Die Limmattalbahn, das sind 27 Haltestellen, 13,4 Kilometer, sechs Gemeinden, zwei Kantone. Von Killwangen bis Zürich Altstetten. Sie soll das Limmattal näher an Zürich bringen. Die Agglomeration näher an die Stadt. Sie durchsticht Spreitenbach von Ost nach West. Erst verläuft sie parallel zur Landstrasse, der vier Kilometer langen Lebensader der Gemeinde. Dann auf ihr. Wegen ihr ist Spreitenbach eine Baustelle. Von der Kantonsgrenze bei Dietikon bis zum Nachbardorf Killwangen entfaltet sie sich über das Gemeindegebiet. Verschlingt Trottoirs, Fussgängerstreifen, Kandelaber. Lässt die Strassenführung täglich anders aussehen. Bringt damit manch geübten Automobilisten zur Verzweiflung.

An der nächsten Kreuzung, dem Wigartenkreisel, bleibt Gerig stehen. Hier soll in Zukunft der Ortsbus halten. Der gross gewachsene Pensionär zeigt auf den Strassenrand. Der Bus würde zwischen Dorfzentrum und Kreuzäckerstrasse pendeln. Und so die Leute aus Spreitenbach-Ost zur Limmattalbahn befördern. Gerig ist gut informiert. «Ich fand immer, man muss sich mit dem Ort befassen, in dem man wohnt.» 1983 wird er Teil des Veloclubs. Später sein Präsident. Heute ist er Mitglied der Natur- und Umweltkommission und im Vorstand der Spitex.

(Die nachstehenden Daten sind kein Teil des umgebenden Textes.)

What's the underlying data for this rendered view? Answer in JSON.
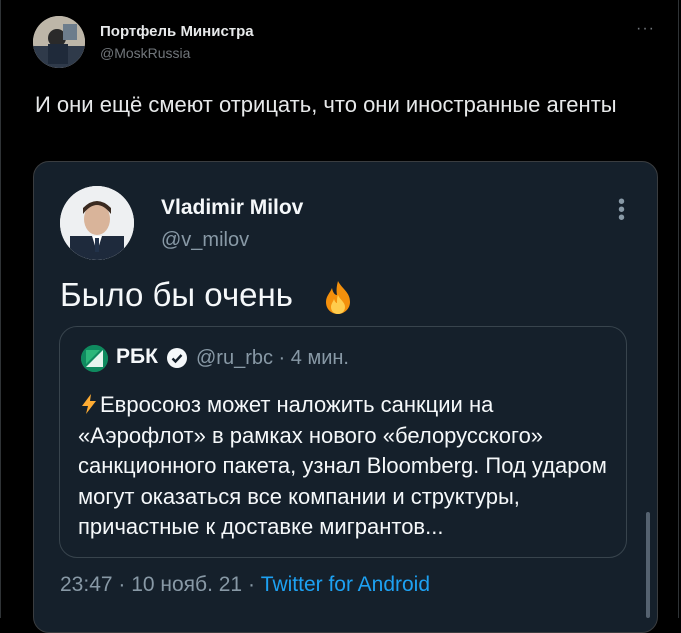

Der kürzeste Fussweg zur Haltestelle führt an modernen Hauseingängen und einer alten Holzscheune vorbei. Dann mündet er in die Landstrasse. «Viele Leute finden, die Bahn fährt am falschen Ort durch.» Der ehemalige SBB-Mitarbeiter überquert die Strasse. Unten, entlang der Industrie. Nicht oben im Dorf. Er findet das nicht.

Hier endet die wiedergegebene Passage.